Is the term microgreen just a trendy word for sprouts?
Microgreens and sprouts are different. They differ in; what they are, how they are grown, health risks posed, taste and nutrition they offer.
Lets start with sprouts which most people have been familiar with for some time. Sprouts are germinated seeds generally grown in dark, extremely humid conditions. Sprouts offer many nutrients and a mild crunchy taste. Unfortunately, sprouts also are a high-risk food because the way in which they are grown is a perfect environment for growing a variety of harmful bacterias as well.
Microgreens are different.
Microgreens are more than just germinated seeds. Microgreens are seedlings or baby plants and can be grown in soil, fresh air and sunlight. Not only are microgreens safer to eat but they are richer is nutrients, and have more intense flavors as well as a beautiful appearance.
Another way to picture it; sprouts are like babies, microgreens are like kids, baby vegetables/greens are like adolescents and mature vegetables are like adults.
Have you ever noticed how young kids are nearly bursting with life and energy? So it is with microgreens. This is the stage in a plant’s life when it contains all the nutrition, flavor and vibrancy in its most concentrated levels.
A little history
Microgreens were first made popular by chefs in the early 1980s. They were used primarily to garnish the plates served at higher-end restaurants. Chefs then discovered that microgreens are more than just visually stunning. Microgreens also add incredible flavor to dishes. With this knowledge, microgreens began to be incorporated as part of the dish not just a decoration.

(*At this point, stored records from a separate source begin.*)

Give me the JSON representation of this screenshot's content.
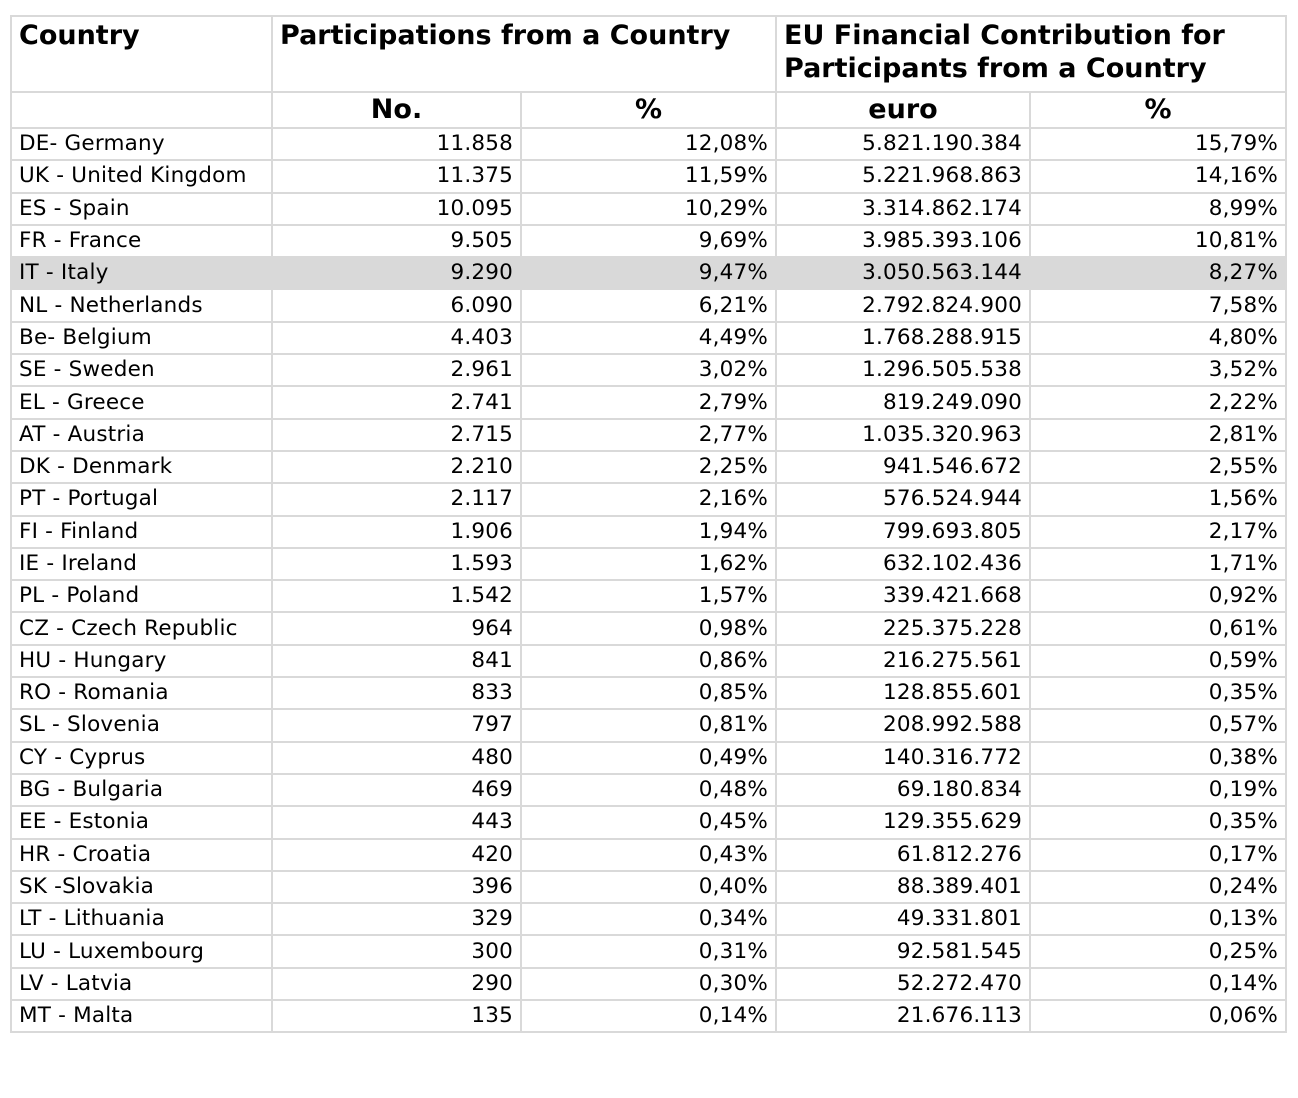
{
  "headers": {
    "country": "Country",
    "participations": "Participations from a Country",
    "contribution": "EU Financial Contribution for Participants from a Country",
    "no": "No.",
    "pct1": "%",
    "euro": "euro",
    "pct2": "%"
  },
  "highlight_color": "#d9d9d9",
  "grid_color": "#d9d9d9",
  "rows": [
    {
      "country": "DE- Germany",
      "no": "11.858",
      "pct": "12,08%",
      "euro": "5.821.190.384",
      "euro_pct": "15,79%"
    },
    {
      "country": "UK - United Kingdom",
      "no": "11.375",
      "pct": "11,59%",
      "euro": "5.221.968.863",
      "euro_pct": "14,16%"
    },
    {
      "country": "ES - Spain",
      "no": "10.095",
      "pct": "10,29%",
      "euro": "3.314.862.174",
      "euro_pct": "8,99%"
    },
    {
      "country": "FR - France",
      "no": "9.505",
      "pct": "9,69%",
      "euro": "3.985.393.106",
      "euro_pct": "10,81%"
    },
    {
      "country": "IT - Italy",
      "no": "9.290",
      "pct": "9,47%",
      "euro": "3.050.563.144",
      "euro_pct": "8,27%",
      "highlighted": true
    },
    {
      "country": "NL - Netherlands",
      "no": "6.090",
      "pct": "6,21%",
      "euro": "2.792.824.900",
      "euro_pct": "7,58%"
    },
    {
      "country": "Be- Belgium",
      "no": "4.403",
      "pct": "4,49%",
      "euro": "1.768.288.915",
      "euro_pct": "4,80%"
    },
    {
      "country": "SE - Sweden",
      "no": "2.961",
      "pct": "3,02%",
      "euro": "1.296.505.538",
      "euro_pct": "3,52%"
    },
    {
      "country": "EL - Greece",
      "no": "2.741",
      "pct": "2,79%",
      "euro": "819.249.090",
      "euro_pct": "2,22%"
    },
    {
      "country": "AT - Austria",
      "no": "2.715",
      "pct": "2,77%",
      "euro": "1.035.320.963",
      "euro_pct": "2,81%"
    },
    {
      "country": "DK - Denmark",
      "no": "2.210",
      "pct": "2,25%",
      "euro": "941.546.672",
      "euro_pct": "2,55%"
    },
    {
      "country": "PT - Portugal",
      "no": "2.117",
      "pct": "2,16%",
      "euro": "576.524.944",
      "euro_pct": "1,56%"
    },
    {
      "country": "FI - Finland",
      "no": "1.906",
      "pct": "1,94%",
      "euro": "799.693.805",
      "euro_pct": "2,17%"
    },
    {
      "country": "IE - Ireland",
      "no": "1.593",
      "pct": "1,62%",
      "euro": "632.102.436",
      "euro_pct": "1,71%"
    },
    {
      "country": "PL - Poland",
      "no": "1.542",
      "pct": "1,57%",
      "euro": "339.421.668",
      "euro_pct": "0,92%"
    },
    {
      "country": "CZ - Czech Republic",
      "no": "964",
      "pct": "0,98%",
      "euro": "225.375.228",
      "euro_pct": "0,61%"
    },
    {
      "country": "HU - Hungary",
      "no": "841",
      "pct": "0,86%",
      "euro": "216.275.561",
      "euro_pct": "0,59%"
    },
    {
      "country": "RO - Romania",
      "no": "833",
      "pct": "0,85%",
      "euro": "128.855.601",
      "euro_pct": "0,35%"
    },
    {
      "country": "SL - Slovenia",
      "no": "797",
      "pct": "0,81%",
      "euro": "208.992.588",
      "euro_pct": "0,57%"
    },
    {
      "country": "CY - Cyprus",
      "no": "480",
      "pct": "0,49%",
      "euro": "140.316.772",
      "euro_pct": "0,38%"
    },
    {
      "country": "BG - Bulgaria",
      "no": "469",
      "pct": "0,48%",
      "euro": "69.180.834",
      "euro_pct": "0,19%"
    },
    {
      "country": "EE - Estonia",
      "no": "443",
      "pct": "0,45%",
      "euro": "129.355.629",
      "euro_pct": "0,35%"
    },
    {
      "country": "HR - Croatia",
      "no": "420",
      "pct": "0,43%",
      "euro": "61.812.276",
      "euro_pct": "0,17%"
    },
    {
      "country": "SK -Slovakia",
      "no": "396",
      "pct": "0,40%",
      "euro": "88.389.401",
      "euro_pct": "0,24%"
    },
    {
      "country": "LT - Lithuania",
      "no": "329",
      "pct": "0,34%",
      "euro": "49.331.801",
      "euro_pct": "0,13%"
    },
    {
      "country": "LU - Luxembourg",
      "no": "300",
      "pct": "0,31%",
      "euro": "92.581.545",
      "euro_pct": "0,25%"
    },
    {
      "country": "LV - Latvia",
      "no": "290",
      "pct": "0,30%",
      "euro": "52.272.470",
      "euro_pct": "0,14%"
    },
    {
      "country": "MT - Malta",
      "no": "135",
      "pct": "0,14%",
      "euro": "21.676.113",
      "euro_pct": "0,06%"
    }
  ]
}
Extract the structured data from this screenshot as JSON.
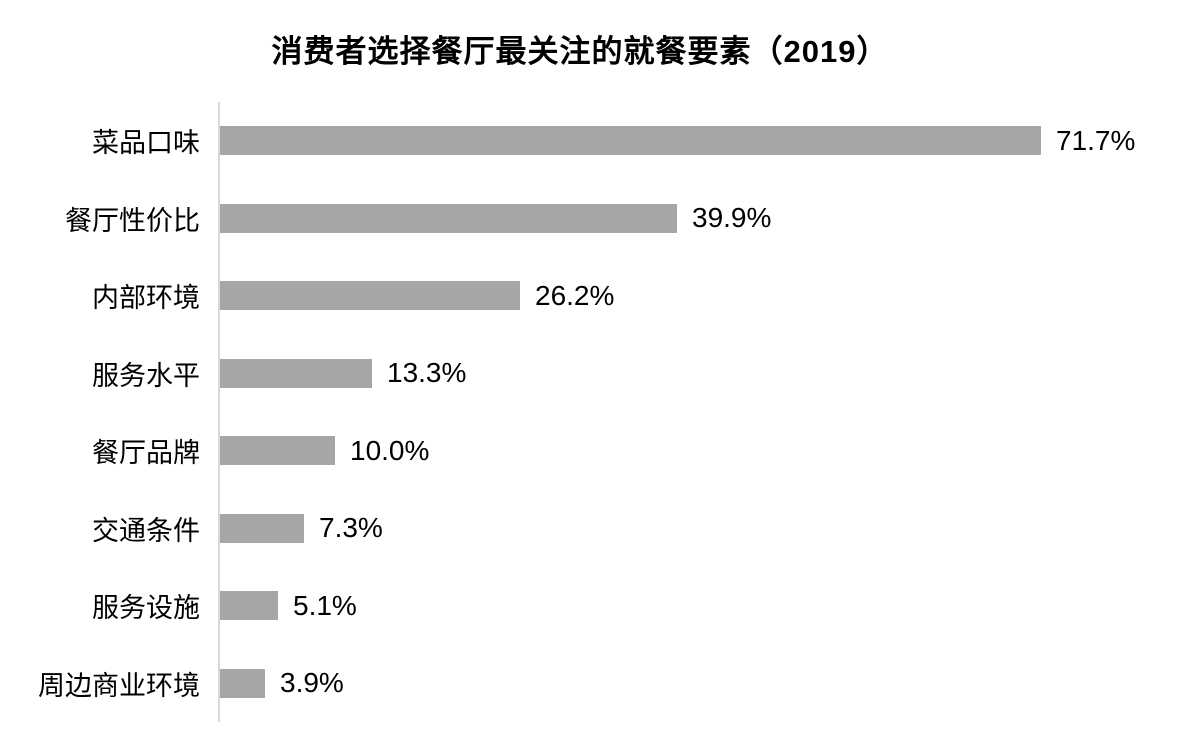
{
  "page": {
    "background_color": "#ffffff",
    "text_color": "#000000"
  },
  "chart_data": {
    "type": "bar",
    "orientation": "horizontal",
    "title": "消费者选择餐厅最关注的就餐要素（2019）",
    "categories": [
      "菜品口味",
      "餐厅性价比",
      "内部环境",
      "服务水平",
      "餐厅品牌",
      "交通条件",
      "服务设施",
      "周边商业环境"
    ],
    "values": [
      71.7,
      39.9,
      26.2,
      13.3,
      10.0,
      7.3,
      5.1,
      3.9
    ],
    "value_labels": [
      "71.7%",
      "39.9%",
      "26.2%",
      "13.3%",
      "10.0%",
      "7.3%",
      "5.1%",
      "3.9%"
    ],
    "xlabel": "",
    "ylabel": "",
    "xlim": [
      0,
      84
    ],
    "grid": false,
    "legend": false,
    "data_labels": "outside-end",
    "bar_color": "#a6a6a6",
    "axis_line_color": "#d9d9d9"
  }
}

Over time, and through research we learned that in addition to color and flavor, microgreens are also packed with concentrated nutrients! Many health food communities who have enjoyed sprouting since the 1960’s and 1970’s turned to microgreens as safer alternative, for quick growing, nutrient dense greens.
As knowledge of microgreens spreads, the general public demand for microgreens increases. Microgreens are now widely available to home cooks in many parts of the world and are appreciated by all kinds of people for their nutrition, flavors and beauty.
Another huge benefit of microgreens is the convenience factor – they are incredible easy to cook with! There is no prep and chopping work as with most vegetables. You literally just toss them into your meals such as soups, sandwiches, stir-frys, omelettes, salads, etc. This makes Microgreens the ultimate healthy convenience food!
Microgreens also serve as part of a solution to the problem of our ever fragile food system. Microgreens do not need to be (and in fact really can not be) imported or exported. Microgreens have a short shelf life and are meant to be consumed close to where they are grown. If you don’t have a local grower near you, take heart! Microgreens are incredibly easy to grow even if you have very little space. They can be grown right in your own home.
If you are interested in living a more sustainable lifestyle, microgreens can be a step in this direction. Plus it just feels amazing to know you can provide yourself and your loved ones with fresh, nutrient-dense microgreens year-round!